İyi bayramlar, çocuklar.
Oralıydınız ve buralı; dayakları yüklendiniz, analı, babalı, üveyli, öğretmenli, büyüklü, ağalı, efendili, patronlu, komutanlı dayakları taşıyıp durdu bedeniniz, ruhunuz, zihniniz, bilinçaltınız, öfkeler büyüttünüz belki de. Ancak buradan tutabilmek istiyorum, sıkılmış yumruklarınızı.
İyi bayramlar, çocuklar.
Üniversiteliydiniz; kara koyu bir şiddetin yeni yetmeleri miras kaldı sizin gündüzlerinize, gecelerinize, sesinize kulaklar tıkalı, kırılacak yeni kuşaklar olarak yerinizi aldınız, "yine aynı senaryolar" denerek ihtiyarlatıldınız birden, yarına açmak değil geçmişe gömmek isterler hep, hep öyle olmuştu zaten. Ancak buradan yaslanabiliyorum omuzlarınıza.
İyi bayramlar, çocuklar.
Adanalıydınız, aslında daha doğudan, güneyin daha doğusundan; baskın verildi, öyle ya terör çocuklarıydınız, bombalar, mermiler ve küçük bedenleriniz, dosyalara girdiniz, raflara kalktınız, yaşasaydınız haberimiz olmayacak bir dünyadan bir haber ve bihaber olup delik deşik gittiniz. Ancak buradan öpüyorum yaşamadığınız yaşınızı.
İyi bayramlar, çocuklar.
Aç mısınız, okulsuz mu, yalnız mı, ölü müsünüz, sakat mı, göçlerde mi savruldunuz, vuruldunuz mu, çok mu yanı başınızdaydı ölümler, korkuyor musunuz, titriyor musunuz, vücudunuz mu yanıyor, nereniz kanıyor, neleri seversiniz, neden ürktünüz, sevgilerinizi kırdılar mı, ya hayalleriniz...
Tabii, bugün bayram.
İyi bayramlar, çocuklar.
Size de iyi bayramlar sayın okurlar.”
Tam 24 sene olmuş bu yazı, 24 seneye de dolmuş acıları, yenilerini yüklenmiş, Yalova demişim o gün ve deprem gelmiş, kriz gelmiş, o gün yaşayan nice çocuk da hoyratlıklarda, şiddette, krizlerde, dehlizlerde kaybolmuş, o gün doğmamış nice çocuk sevinçli ailelerinde kedere boğulmuş, işçi olmuş yanmış, kadın olmuş vurulmuş, asker olmuş şehit düşmüş, evi önünde devlet mermisiyle delik deşik edilmiş, elinde bomba, altında mayın patlamış, intihara, kayıplara, gaiplere sürüklenmiş, uzun ömürler dilerken sevenleri henüz bir hayatı olmamış, binlerce genç ölümüz olup toprak altında bir diğerine karışmış, aklımıza, kalbimize, vicdanımıza uğramış uğramamış çocuklar işte!

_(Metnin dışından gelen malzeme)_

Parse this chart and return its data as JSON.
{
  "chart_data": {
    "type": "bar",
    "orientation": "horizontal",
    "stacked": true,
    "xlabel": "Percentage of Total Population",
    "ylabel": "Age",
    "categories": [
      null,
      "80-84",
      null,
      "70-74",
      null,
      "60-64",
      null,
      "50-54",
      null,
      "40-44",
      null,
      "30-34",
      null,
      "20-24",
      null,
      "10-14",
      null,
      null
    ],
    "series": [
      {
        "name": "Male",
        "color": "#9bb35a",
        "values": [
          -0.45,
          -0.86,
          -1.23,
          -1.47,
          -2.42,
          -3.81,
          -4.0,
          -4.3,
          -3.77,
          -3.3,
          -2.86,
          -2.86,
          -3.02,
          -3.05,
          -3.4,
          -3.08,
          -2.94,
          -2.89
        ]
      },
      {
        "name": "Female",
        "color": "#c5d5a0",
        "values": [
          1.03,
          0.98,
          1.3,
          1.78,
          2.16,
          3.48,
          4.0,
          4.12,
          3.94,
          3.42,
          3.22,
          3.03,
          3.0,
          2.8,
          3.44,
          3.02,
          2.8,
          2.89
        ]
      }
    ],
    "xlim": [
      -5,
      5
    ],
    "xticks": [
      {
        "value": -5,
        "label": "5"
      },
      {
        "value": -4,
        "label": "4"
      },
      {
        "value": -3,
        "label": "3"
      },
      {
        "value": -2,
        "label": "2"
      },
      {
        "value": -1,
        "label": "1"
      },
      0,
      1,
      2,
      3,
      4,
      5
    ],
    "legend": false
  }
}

Elbette iyi şeyler de olmuştur çocuklar.
Elbette matem kadar bayram da var.
İyi bayramlar çocuklar.
Hem Ramazan Bayramı için, hem 1 Mayıs için, iyi bayramlar çocuklar.

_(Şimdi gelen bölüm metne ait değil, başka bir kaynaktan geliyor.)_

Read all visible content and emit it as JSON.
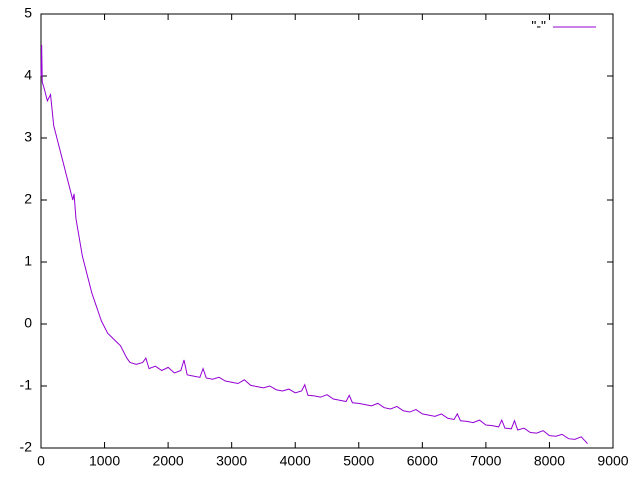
{
  "chart_data": {
    "type": "line",
    "x": [
      0,
      10,
      20,
      50,
      100,
      150,
      200,
      250,
      300,
      350,
      400,
      450,
      500,
      520,
      550,
      600,
      650,
      700,
      750,
      800,
      850,
      900,
      950,
      1000,
      1050,
      1100,
      1150,
      1200,
      1250,
      1300,
      1350,
      1400,
      1500,
      1600,
      1650,
      1700,
      1800,
      1900,
      2000,
      2100,
      2200,
      2250,
      2300,
      2400,
      2500,
      2550,
      2600,
      2700,
      2800,
      2900,
      3000,
      3100,
      3200,
      3300,
      3400,
      3500,
      3600,
      3700,
      3800,
      3900,
      4000,
      4100,
      4150,
      4200,
      4300,
      4400,
      4500,
      4600,
      4700,
      4800,
      4850,
      4900,
      5000,
      5100,
      5200,
      5300,
      5400,
      5500,
      5600,
      5700,
      5800,
      5900,
      6000,
      6100,
      6200,
      6300,
      6400,
      6500,
      6550,
      6600,
      6700,
      6800,
      6900,
      7000,
      7100,
      7200,
      7250,
      7300,
      7400,
      7450,
      7500,
      7600,
      7700,
      7800,
      7900,
      8000,
      8100,
      8200,
      8300,
      8400,
      8500,
      8600
    ],
    "series": [
      {
        "name": "\"-\"",
        "color": "#9400d3",
        "values": [
          4.0,
          4.5,
          3.9,
          3.8,
          3.6,
          3.7,
          3.2,
          3.0,
          2.8,
          2.6,
          2.4,
          2.2,
          2.0,
          2.1,
          1.7,
          1.4,
          1.1,
          0.9,
          0.7,
          0.5,
          0.35,
          0.2,
          0.05,
          -0.05,
          -0.15,
          -0.2,
          -0.25,
          -0.3,
          -0.35,
          -0.45,
          -0.55,
          -0.62,
          -0.65,
          -0.62,
          -0.55,
          -0.72,
          -0.68,
          -0.75,
          -0.7,
          -0.79,
          -0.75,
          -0.58,
          -0.82,
          -0.84,
          -0.86,
          -0.72,
          -0.87,
          -0.89,
          -0.86,
          -0.92,
          -0.94,
          -0.96,
          -0.9,
          -0.99,
          -1.01,
          -1.03,
          -1.0,
          -1.06,
          -1.08,
          -1.05,
          -1.11,
          -1.08,
          -0.98,
          -1.15,
          -1.16,
          -1.18,
          -1.14,
          -1.21,
          -1.23,
          -1.25,
          -1.15,
          -1.27,
          -1.28,
          -1.3,
          -1.32,
          -1.28,
          -1.35,
          -1.37,
          -1.33,
          -1.4,
          -1.42,
          -1.38,
          -1.45,
          -1.47,
          -1.49,
          -1.45,
          -1.52,
          -1.54,
          -1.45,
          -1.56,
          -1.57,
          -1.59,
          -1.55,
          -1.63,
          -1.64,
          -1.66,
          -1.55,
          -1.68,
          -1.69,
          -1.56,
          -1.71,
          -1.68,
          -1.75,
          -1.76,
          -1.72,
          -1.8,
          -1.81,
          -1.78,
          -1.85,
          -1.86,
          -1.82,
          -1.93
        ]
      }
    ],
    "xlim": [
      0,
      9000
    ],
    "xticks": [
      0,
      1000,
      2000,
      3000,
      4000,
      5000,
      6000,
      7000,
      8000,
      9000
    ],
    "ylim": [
      -2,
      5
    ],
    "yticks": [
      -2,
      -1,
      0,
      1,
      2,
      3,
      4,
      5
    ],
    "legend": "top-right",
    "grid": false
  }
}
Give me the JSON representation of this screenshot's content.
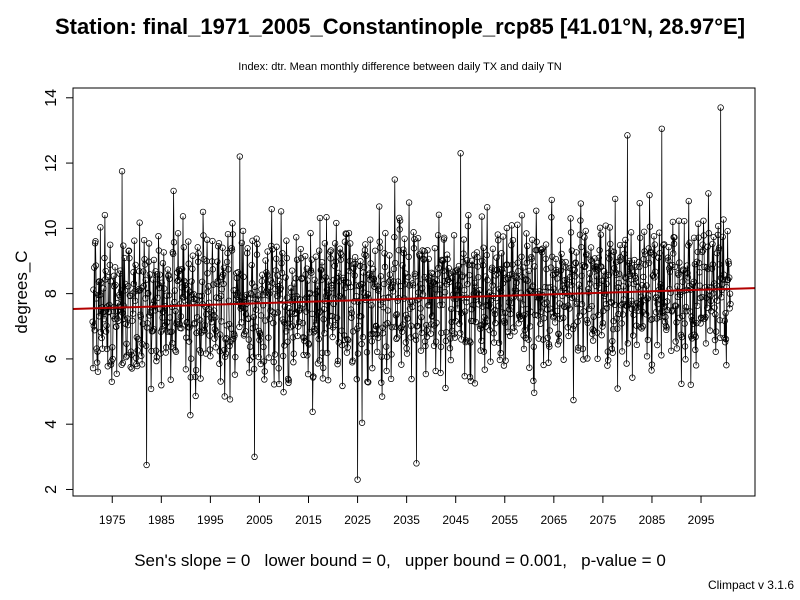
{
  "chart_data": {
    "type": "line",
    "title": "Station: final_1971_2005_Constantinople_rcp85 [41.01°N, 28.97°E]",
    "subtitle": "Index: dtr. Mean monthly difference between daily TX and daily TN",
    "ylabel": "degrees_C",
    "xlim": [
      1967,
      2106
    ],
    "ylim": [
      1.8,
      14.3
    ],
    "x_ticks": [
      1975,
      1985,
      1995,
      2005,
      2015,
      2025,
      2035,
      2045,
      2055,
      2065,
      2075,
      2085,
      2095
    ],
    "y_ticks": [
      2,
      4,
      6,
      8,
      10,
      12,
      14
    ],
    "series_range": [
      1971,
      2101
    ],
    "monthly_baseline_shape": [
      6.1,
      7.0,
      7.9,
      8.6,
      9.4,
      10.0,
      10.3,
      10.0,
      9.2,
      8.0,
      6.7,
      5.9
    ],
    "trend": {
      "start": [
        1967,
        7.53
      ],
      "end": [
        2106,
        8.17
      ],
      "color": "#b30000"
    },
    "annotations": [
      {
        "x": 2099,
        "y": 13.7
      },
      {
        "x": 2025,
        "y": 2.3
      },
      {
        "x": 2037,
        "y": 2.8
      },
      {
        "x": 1982,
        "y": 2.75
      },
      {
        "x": 2004,
        "y": 3.0
      },
      {
        "x": 1977,
        "y": 11.75
      },
      {
        "x": 2001,
        "y": 12.2
      },
      {
        "x": 2046,
        "y": 12.3
      },
      {
        "x": 2087,
        "y": 13.05
      },
      {
        "x": 2080,
        "y": 12.85
      }
    ],
    "grid": false,
    "legend": "none"
  },
  "footer": {
    "text": "Sen's slope = 0   lower bound = 0,   upper bound = 0.001,   p-value = 0"
  },
  "version": "Climpact v 3.1.6"
}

Size de nice bayram gibi bayramlar sevgili okurlar.
Not: Cumartesi ve pazar zaten yazı günüm değil. Müsaadenizle bayramda “geleneksel” olarak yazmıyorum. Eski bir alışkanlık. Şimdi artık var olmasalar da, bir zamanlar bilhassa işsiz gazetecilere bayram sevinci olan, basında dayanışmaya tekabül eden, en büyük meslek örgütü Türkiye Gazeteciler Cemiyeti’nde ve diğer cemiyetlerde hazırlanan “Bayram Gazeteleri”nin, kaybettiğimiz tüm sahici gazetecilerin hatırasına saygıyla! Elbette, hepimizin kayıp sevdiklerine de saygıyla.